O trabalho e a vida

Há quem ganhe muito dinheiro trabalhando longas horas. Mas o trabalho não pode ser tudo na vida 

Nas Aventuras de Tom Sawyer, de Mark Twain, a tia de Tom mandou-o caiar um muro. Tom não lhe apetecia nada trabalhar. Começou então a caiar o muro com grandes manifestações de satisfação. Os amigos viram aquilo e pediram-lhe para caiarem eles também. Tom em breve deixou de caiar, sendo quase toda a tarefa feita pelos amigos. Conclusão do autor deste livro: «trabalho consiste em tudo que se é obrigado a fazer e prazer consiste naquilo que não se é obrigado a fazer».
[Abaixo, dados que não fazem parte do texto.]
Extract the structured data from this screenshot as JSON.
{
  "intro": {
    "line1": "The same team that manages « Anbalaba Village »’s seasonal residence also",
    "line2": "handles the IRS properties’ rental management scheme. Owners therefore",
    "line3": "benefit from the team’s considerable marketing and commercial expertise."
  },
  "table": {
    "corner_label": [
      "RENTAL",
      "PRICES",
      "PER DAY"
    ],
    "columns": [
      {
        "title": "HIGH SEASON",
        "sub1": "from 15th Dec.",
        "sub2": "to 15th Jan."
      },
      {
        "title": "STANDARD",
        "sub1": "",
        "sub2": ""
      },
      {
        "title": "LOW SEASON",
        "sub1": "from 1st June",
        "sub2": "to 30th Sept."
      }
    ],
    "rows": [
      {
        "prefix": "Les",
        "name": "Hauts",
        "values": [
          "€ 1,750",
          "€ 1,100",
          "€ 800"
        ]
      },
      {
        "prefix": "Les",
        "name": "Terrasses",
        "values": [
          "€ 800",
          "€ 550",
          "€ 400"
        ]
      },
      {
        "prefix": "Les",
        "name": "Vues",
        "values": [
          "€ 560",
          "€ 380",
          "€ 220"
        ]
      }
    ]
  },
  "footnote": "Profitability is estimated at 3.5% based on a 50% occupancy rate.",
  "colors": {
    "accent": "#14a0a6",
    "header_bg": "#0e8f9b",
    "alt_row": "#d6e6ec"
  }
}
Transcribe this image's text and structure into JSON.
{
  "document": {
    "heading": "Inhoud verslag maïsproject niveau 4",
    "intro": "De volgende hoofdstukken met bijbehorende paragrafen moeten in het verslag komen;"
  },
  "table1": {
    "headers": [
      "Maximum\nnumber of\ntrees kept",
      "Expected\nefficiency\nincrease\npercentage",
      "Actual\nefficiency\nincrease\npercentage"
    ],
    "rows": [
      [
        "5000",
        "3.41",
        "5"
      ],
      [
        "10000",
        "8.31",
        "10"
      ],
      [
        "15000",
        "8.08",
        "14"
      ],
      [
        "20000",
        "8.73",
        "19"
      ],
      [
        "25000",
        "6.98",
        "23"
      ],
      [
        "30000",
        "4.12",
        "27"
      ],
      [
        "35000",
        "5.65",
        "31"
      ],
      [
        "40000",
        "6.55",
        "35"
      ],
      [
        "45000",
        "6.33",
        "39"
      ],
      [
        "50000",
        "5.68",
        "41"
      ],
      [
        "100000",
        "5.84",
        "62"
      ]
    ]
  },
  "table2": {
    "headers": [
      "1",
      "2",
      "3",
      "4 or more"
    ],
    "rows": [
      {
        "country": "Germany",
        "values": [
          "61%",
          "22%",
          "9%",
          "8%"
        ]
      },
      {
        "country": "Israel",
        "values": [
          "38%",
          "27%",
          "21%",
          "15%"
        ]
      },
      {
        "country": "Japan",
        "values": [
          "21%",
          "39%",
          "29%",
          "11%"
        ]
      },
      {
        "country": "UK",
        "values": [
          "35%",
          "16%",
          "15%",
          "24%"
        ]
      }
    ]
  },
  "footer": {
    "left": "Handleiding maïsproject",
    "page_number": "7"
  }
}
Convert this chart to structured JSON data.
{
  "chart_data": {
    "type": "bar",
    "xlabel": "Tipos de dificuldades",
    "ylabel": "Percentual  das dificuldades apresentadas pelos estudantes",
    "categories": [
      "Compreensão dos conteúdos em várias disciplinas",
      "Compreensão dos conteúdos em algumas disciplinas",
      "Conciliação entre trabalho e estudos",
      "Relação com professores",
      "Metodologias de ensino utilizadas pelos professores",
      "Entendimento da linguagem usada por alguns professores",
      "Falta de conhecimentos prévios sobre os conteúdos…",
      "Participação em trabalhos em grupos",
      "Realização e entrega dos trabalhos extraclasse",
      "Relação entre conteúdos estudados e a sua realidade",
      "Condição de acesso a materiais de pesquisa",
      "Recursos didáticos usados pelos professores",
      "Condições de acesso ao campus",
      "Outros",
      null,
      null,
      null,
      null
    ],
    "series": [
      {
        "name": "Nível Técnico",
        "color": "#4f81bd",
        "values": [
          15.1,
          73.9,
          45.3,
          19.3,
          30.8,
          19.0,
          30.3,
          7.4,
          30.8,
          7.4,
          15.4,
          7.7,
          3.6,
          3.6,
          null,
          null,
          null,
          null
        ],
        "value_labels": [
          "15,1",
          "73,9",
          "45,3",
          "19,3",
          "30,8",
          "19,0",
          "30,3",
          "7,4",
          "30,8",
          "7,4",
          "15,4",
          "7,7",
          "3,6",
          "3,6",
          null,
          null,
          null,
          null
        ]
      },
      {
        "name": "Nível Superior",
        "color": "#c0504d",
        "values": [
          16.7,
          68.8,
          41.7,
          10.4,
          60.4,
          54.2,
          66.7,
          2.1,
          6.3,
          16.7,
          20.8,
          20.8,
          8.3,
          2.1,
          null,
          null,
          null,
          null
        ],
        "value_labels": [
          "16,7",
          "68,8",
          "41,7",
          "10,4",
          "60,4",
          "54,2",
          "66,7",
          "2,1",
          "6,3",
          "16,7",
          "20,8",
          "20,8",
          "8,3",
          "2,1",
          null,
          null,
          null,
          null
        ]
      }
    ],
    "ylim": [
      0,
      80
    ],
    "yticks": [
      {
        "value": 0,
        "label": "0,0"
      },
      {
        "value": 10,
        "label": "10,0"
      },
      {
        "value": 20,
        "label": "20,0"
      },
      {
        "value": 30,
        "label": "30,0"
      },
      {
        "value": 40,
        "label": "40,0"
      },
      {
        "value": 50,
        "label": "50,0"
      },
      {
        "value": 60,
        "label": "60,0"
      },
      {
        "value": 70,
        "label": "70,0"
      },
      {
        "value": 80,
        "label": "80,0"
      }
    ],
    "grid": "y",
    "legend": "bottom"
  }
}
De facto, para a maioria das pessoas o trabalho é uma tarefa penosa, necessária para ganhar a vida. Pior é não ter trabalho: os desempregados perdem dinheiro e perdem autoestima por não se sentiram úteis à sociedade. Mas para uma minoria o trabalho é uma fonte não apenas de salários altos como de realização pessoal. Essa minoria trabalha mais tempo do que a generalidade dos trabalhadores de salários inferiores. Ryan Avent, um americano de 37 anos, editor de Economia do semanário britânico The Economist, publicou numa outra revista deste grupo um artigo intitulado ‘Porque trabalhamos tanto?’.

A pergunta relaciona-se com a previsão de Keynes, feita em 1930, segundo a qual daí a um século o progresso económico e tecnológico iria permitir semanas de trabalho de dez ou quinze horas. De facto, o horário semanal médio baixou de 60 horas no início do séc. XX para 40 nos anos 50. E continuou a diminuir até por volta de 1970. 
 
Mas depois as coisas mudaram, desmentindo a previsão de Keynes. Segundo Ryan Avent, hoje cerca de um terço dos licenciados americanos trabalha mais de 50 horas semanais. Alguns profissionais trabalham o dobro disso e há advogados de elite a trabalharem mais de 70 horas por semana, todas as semanas do ano. Acresce que no pouco tempo que passam em casa estes profissionais estão em contacto com o seu trabalho, através de telemóveis, e-mails, computadores, etc. E na economia global onde se movimentam não há paragens: funciona 24 horas por dia. 

Os workaholics ganham em geral muito dinheiro. Mas há, nos EUA e noutros países, como Portugal, quem tenha salários tão baixos que precise de um segundo emprego, prolongando por muitas horas a sua jornada de trabalho. Ryan Avent não refere estes últimos. Concentra-se na minoria, de que ele faz parte, dos que ganham bem e trabalham muitíssimo. Compara com a geração dos pais, que auferia salários razoáveis e não fazia do trabalho o centro da sua vida – era um meio para pagar uma existência relativamente sossegada. Vida era, então, o que acontecia fora do trabalho.

 Agora já não é assim, diz Avent. Um bom emprego, hoje, consome todo o tempo e esforço do profissional que o alcança. Para o manter enfrenta uma permanente luta competitiva. Isto implica uma entrega total, sempre preparado para mudar de residência, de amigos, de comunidade…

Apesar disso, Avent gosta do seu trabalho, intelectualmente estimulante. E até encara com apreensão o futuro, quando já não trabalhar. É verdade que as novas tecnologias tornam o trabalho menos pesado e mais agradável; até se pode trabalhar em casa… Outros como ele e até mais bem pagos têm prazer nas suas tarefas profissionais, apesar de elas lhes ocuparem quase todo o tempo. A mim, porém, parece-me que esta minoria privilegiada tem uma vida algo desumana, por muito dinheiro que ganhe. Ou talvez também por isso.